The Ministry of Trade and Industry has devised strategies to reduce the import bill by increasing locally made products on domestic market. This, according to officials, will be done through the domestic market recapturing strategy whose study was commissioned in September aimed at looking at what can be done to increase the quantity and quality of locally made products.
A worker at a textile factory in Kigali. Strategies are underway to reduce the import bill by increasing locally made products on domestic market. (File)
A worker at a textile factory in Kigali. Strategies are underway to reduce the import bill by increasing locally made products on domestic market. (File)

The Ministry of Trade and Industry has devised strategies to reduce the import bill by increasing locally made products on domestic market.

This, according to officials, will be done through the domestic market recapturing strategy whose study was commissioned in September aimed at looking at what can be done to increase the quantity and quality of locally made products.

Speaking on Friday during the validation of the study, the Permanent Secretary at the Ministry of Trade and Industry, Emmanuel Hategeka, said the strategy will reduce a big trade deficit where the exports are only a quarter of what is imported.

“If, for example, $4 is spent on imported products, we spent a dollar on exports.

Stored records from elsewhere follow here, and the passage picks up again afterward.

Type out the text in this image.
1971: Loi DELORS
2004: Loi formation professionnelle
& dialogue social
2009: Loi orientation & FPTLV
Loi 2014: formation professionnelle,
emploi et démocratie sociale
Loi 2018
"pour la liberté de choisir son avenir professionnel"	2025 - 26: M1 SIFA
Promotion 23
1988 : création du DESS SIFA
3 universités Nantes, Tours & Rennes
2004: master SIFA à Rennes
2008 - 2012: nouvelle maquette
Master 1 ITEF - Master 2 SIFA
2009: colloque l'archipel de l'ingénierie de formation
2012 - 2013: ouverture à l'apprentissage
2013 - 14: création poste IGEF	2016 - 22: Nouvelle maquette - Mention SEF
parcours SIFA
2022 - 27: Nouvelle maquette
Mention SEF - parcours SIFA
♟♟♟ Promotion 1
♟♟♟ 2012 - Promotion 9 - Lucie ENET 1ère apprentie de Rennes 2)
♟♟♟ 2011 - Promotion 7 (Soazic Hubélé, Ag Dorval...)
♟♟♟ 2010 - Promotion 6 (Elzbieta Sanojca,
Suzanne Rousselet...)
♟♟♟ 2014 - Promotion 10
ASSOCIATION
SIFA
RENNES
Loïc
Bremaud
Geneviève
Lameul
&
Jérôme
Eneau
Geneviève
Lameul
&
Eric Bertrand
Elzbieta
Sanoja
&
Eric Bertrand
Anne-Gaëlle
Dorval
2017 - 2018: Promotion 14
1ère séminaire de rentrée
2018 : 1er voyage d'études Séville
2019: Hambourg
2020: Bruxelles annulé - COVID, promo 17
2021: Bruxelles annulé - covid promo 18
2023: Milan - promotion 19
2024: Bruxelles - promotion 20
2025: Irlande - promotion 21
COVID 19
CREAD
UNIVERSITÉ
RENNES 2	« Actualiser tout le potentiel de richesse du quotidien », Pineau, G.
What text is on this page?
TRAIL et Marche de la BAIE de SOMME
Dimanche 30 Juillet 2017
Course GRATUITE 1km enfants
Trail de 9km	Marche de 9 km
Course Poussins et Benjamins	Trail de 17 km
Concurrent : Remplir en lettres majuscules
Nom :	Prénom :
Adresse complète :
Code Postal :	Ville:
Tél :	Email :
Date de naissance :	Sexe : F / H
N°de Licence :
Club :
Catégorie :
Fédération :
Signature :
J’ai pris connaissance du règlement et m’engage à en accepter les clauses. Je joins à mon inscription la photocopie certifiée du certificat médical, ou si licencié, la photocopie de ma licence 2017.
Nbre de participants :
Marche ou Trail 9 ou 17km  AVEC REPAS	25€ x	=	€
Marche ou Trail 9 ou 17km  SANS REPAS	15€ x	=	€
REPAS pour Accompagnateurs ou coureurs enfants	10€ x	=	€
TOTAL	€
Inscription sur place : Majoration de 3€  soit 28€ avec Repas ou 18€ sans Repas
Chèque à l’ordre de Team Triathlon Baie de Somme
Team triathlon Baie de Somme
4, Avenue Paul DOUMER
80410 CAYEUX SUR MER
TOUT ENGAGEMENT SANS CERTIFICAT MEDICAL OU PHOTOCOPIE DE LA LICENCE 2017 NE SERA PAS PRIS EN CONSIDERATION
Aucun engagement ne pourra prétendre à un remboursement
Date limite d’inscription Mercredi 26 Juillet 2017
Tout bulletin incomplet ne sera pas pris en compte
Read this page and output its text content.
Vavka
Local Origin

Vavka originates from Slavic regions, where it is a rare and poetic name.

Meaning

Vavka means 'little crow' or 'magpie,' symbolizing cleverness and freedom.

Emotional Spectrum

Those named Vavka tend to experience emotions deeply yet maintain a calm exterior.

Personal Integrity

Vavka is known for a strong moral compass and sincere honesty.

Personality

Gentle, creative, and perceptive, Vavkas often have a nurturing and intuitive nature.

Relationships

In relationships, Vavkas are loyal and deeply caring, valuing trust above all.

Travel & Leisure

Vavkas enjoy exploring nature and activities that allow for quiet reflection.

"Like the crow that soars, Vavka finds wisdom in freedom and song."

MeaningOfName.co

We need to increase export and reduce the imports by producing more quality products,” Hategeka said.

The country’s economy mainly depends on agricultural produce like coffee and tea while other exports are services like tourism with the largest chunk of imports being construction materials and technological appliances.

Hategeka said the strategy, once implemented, the country will in the next six years reduce by 18 per cent the import bill as potential forex savings of $450 million could be reduced annually if all measures are successfully implemented.

Consumerism drive

The ministry will soon start mobilising Rwandans to purchase locally made products and ensuring that what is locally produced meets the standards and demand in quantity and quality and finally discern other products in need and attracting investors for the producing.

The report shows that 21 sector products, which are grouped into three sectors of construction, light manufacturing and agro-processing, will be potentially competing on the domestic market.

Construction sector targets products like cement, paints, steel and iron products, ceramic tiles, plastic tubes etc; light manufacturing includes textiles, pharmaceutical products, detergents, plastic packaging, laboratory reagents, furniture, insecticides among others; while agro-processing entails products such as sugar, dried fish, aquaculture, edible oils ,rice, fertilsers, among others.

PS Hategeka said there was need to support the private sector to increase local production capacity.

The study shows, for example, that construction materials (steel and cement) represent 10 per cent of current imports, and which, the study shows, can be mitigated by expanding domestic production and use of clay products, locally produced timber, promoting straw board panels for mid-range houses, facilitating further production of sand and stone materials, among other measures.

It also indicates that agro processing products stand at 12 per cent of imports.

The ministry looks to support infrastructure, develop commodity exchange and warehouse receipt system, introduce and expand crop insurance schemes, promote franchising to foster value addition, develop linkages between agro-processing, animal feeds production and organic fertiliser usage to improve agricultural productivity and invest in irrigation infrastructure and greenhouse technology.